Wir präsentieren Ihnen unsere „Fundstücke“ – Unikatmöbel-Bauer, die wir in unserer Region entdeckt haben. Lassen Sie sich inspirieren!
Claudia Rinneberg: Quer und schief und alt und nicht geschummelt
„Man muss sie nämlich nicht nur sehen, sondern auch anfassen“, sagt Claudia Rinneberg aus Dießen und streicht über die weiche Kante eines Altholztisches ihres Showrooms am Marktplatz 3 in Dießen. Hier können Besucher erleben, wie individuell einrichten gehen kann. Rinneberg führt ein Pippi-Langstrumpf-Leben mit fünf Kindern, Hof, Tieren und Werkstatt. So webt das Leben dichte Fäden, die in einzigartigen Möbeln gipfeln – aus Holz, dem man ansieht, dass es gelebt hat. „Es ist nicht totgeschliffen, sondern ganz natürlich. Patina ist erlaubt“, sagt Rinneberg.
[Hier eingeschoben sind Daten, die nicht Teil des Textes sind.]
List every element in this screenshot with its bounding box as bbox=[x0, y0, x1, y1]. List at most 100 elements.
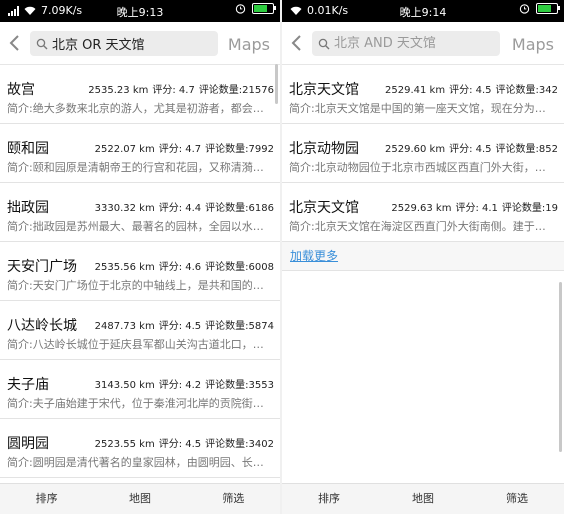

Aus geöltem Metall, das Rost ansetzen darf und „so wunderschöne Landschaften bildet“, schwärmt die Künstlerin, die detailverliebt sogar das Eisen um das schiefe Holz baut. Quer und schief und alt darf es sein. Nichts ist geschummelt. „Mein Holz ist so, wie es kein Schreiner haben will“, lacht Rinneberg, die manchmal bei Bauern nachfragt, wenn sie einen Holzstoß sieht und manchmal sogar Tipps von Kunden bekommt – damit sie immer neues Altes bauen kann. Ob Betten, Küchen oder Tische, Waschtische, Hocker oder Bänke – Rinneberg fertigt, was Kunden wünschen oder auch nach eigenen Entwürfen. „Meine Kunden schätzen es, Möbel zu haben, die so einzigartig sind wie sie selber“, sagt die Künstlerin und Goldschmiedin, die auch höchst eigenwillige Ringe produziert.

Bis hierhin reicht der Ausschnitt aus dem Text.